With the exception of a few trials that have shown a statistically significant improvement in disease-free survival[48-50] and OS with this approach,[48,50] most trials have only been able to demonstrate a trend towards improved survival. Even in trials that have shown a statistically significant improvement in survival, this benefit was not sustained past 5 years on long-term follow-up.

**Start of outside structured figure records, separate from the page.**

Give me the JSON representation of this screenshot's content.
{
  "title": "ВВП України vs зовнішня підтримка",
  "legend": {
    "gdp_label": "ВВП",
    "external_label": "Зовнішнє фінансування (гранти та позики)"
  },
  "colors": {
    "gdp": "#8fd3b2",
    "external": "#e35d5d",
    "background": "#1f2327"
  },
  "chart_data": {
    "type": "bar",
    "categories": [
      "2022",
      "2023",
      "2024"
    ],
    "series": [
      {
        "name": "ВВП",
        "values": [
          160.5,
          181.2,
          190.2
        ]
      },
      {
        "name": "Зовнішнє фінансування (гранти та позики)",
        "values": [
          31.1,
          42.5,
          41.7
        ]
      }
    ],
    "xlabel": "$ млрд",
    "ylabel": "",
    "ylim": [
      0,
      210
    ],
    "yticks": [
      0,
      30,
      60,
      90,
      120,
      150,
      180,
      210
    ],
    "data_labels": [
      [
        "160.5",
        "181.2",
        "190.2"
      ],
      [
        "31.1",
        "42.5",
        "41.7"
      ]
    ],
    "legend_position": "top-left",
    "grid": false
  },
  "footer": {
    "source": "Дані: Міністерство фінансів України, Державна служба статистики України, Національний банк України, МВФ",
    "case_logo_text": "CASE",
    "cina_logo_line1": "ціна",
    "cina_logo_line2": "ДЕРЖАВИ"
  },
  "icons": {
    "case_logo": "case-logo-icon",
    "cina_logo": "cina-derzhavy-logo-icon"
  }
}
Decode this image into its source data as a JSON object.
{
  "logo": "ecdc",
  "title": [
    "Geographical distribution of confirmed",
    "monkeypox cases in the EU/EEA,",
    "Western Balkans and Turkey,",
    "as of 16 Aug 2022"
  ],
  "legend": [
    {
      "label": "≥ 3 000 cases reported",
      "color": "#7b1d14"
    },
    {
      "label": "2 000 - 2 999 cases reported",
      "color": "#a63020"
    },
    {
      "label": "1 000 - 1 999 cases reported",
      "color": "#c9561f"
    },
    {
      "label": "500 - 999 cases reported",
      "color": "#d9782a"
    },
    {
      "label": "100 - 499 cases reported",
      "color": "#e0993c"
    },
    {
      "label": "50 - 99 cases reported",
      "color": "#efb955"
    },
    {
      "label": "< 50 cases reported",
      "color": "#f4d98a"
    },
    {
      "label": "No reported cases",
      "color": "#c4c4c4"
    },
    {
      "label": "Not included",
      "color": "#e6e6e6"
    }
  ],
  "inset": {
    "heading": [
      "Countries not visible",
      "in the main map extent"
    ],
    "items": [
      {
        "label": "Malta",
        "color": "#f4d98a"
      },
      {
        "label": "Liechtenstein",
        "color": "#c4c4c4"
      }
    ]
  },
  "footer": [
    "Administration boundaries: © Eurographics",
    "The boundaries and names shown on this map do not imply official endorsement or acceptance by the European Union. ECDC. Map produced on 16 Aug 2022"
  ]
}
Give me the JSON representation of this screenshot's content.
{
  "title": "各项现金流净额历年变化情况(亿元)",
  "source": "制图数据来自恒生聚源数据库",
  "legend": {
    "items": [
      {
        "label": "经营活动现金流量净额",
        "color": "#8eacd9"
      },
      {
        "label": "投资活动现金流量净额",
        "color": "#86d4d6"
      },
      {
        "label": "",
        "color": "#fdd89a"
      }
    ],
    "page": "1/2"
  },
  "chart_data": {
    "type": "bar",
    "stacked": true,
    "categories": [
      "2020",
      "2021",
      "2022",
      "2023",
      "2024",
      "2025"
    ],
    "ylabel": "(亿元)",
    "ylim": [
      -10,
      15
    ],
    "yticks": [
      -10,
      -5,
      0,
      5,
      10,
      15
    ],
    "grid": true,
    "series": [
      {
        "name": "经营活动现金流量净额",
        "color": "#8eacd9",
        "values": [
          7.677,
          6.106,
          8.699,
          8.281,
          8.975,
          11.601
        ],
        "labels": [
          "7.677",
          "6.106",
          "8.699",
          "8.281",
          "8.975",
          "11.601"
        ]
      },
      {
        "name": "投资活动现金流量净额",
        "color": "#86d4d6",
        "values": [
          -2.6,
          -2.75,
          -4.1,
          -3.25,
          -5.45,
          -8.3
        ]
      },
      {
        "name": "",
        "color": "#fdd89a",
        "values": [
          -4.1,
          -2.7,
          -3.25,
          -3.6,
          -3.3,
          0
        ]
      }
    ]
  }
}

In the most recent study published by Woll and colleagues, 351 patients were randomized to receive either adjuvant chemotherapy (doxorubicin at 75 mg/m2 with ifosfamide at 5 g/m2) or no additional systemic chemotherapy following surgical resection of high-grade sarcoma. The results showed no definitive evidence of a relapse-free survival or OS benefit with the use of chemotherapy. Because of these findings, some authors have concluded that there is no additional benefit to adjuvant chemotherapy in patients with sarcomas. However, we believe that the lack of benefit reported by Woll et al is most likely related to the heterogeneous patient population; suboptimal chemotherapy, especially with regard to duration; the relatively small sample size; and poor patient selection, with inclusion of low-risk tumors that are less likely to need or benefit from adjuvant chemotherapy. Clinical trials that have enrolled homogeneous patient populations at high risk for metastatic disease have shown significant benefit. When histology-specific therapies are available, adjuvant therapy can be very effective. Adjuvant therapy of GIST, rhabdomyosarcoma, Ewing sarcoma, and osteosarcoma are excellent examples of this approach.
In patients with high-risk disease in whom adjuvant chemotherapy is being actively considered, a neoadjuvant approach is strongly recommended. In the preoperative setting, there is a unique opportunity to assess response to therapy in any given patient, with the potential to change chemotherapy if the response is inadequate.
Patients who have a suboptimal response to preoperative chemotherapy are less likely to derive long-standing survival benefit from systemic therapy and can be transitioned to early surgery or other systemic therapy options based on the clinical setting. Look et al published their experience with neoadjuvant chemotherapy of soft-tissue sarcomas over a 10-year period with 66 patients. They reported an 89% rate of margin-negative resection following surgery, as well as locoregional and distant 5-year relapse-free survival rates of 91% and 64%, respectively. The 5-year OS and disease-specific survival rates were 86% and 89%, respectively, suggesting high rates of survival with neoadjuvant chemotherapy in this setting. With the aid of functional imaging such as positron emission tomography (PET)/CT, early identification of responders most likely to benefit from neoadjuvant chemotherapy is now possible.
Cytotoxic chemotherapy continues to be the mainstay of treatment for metastatic soft-tissue sarcomas. A goal-oriented approach that includes careful consideration of histology, performance status, sites of disease, patient goals, and intent of treatment is vital to the formulation of an effective treatment plan. Both single-agent and combination chemotherapy regimens are available and should be chosen carefully to fit the clinical situation and patient goals.
In patients with localized soft-tissue sarcomas who have a high likelihood of recurrent disease, systemic therapy should be strongly considered. The ability to demonstrate efficacy in the neoadjuvant setting may help avoid unnecessary treatment-related toxicity for patients with poor response and maximize recurrence-free survival in patients who do demonstrate an excellent response to therapy.
Financial Disclosure:Dr. Patel is a consultant to Johnson & Johnson and Novartis. Dr. Ravi and Dr. Benjamin have no significant financial interest or other relationship with the manufacturers of any products or providers of any service mentioned in this article.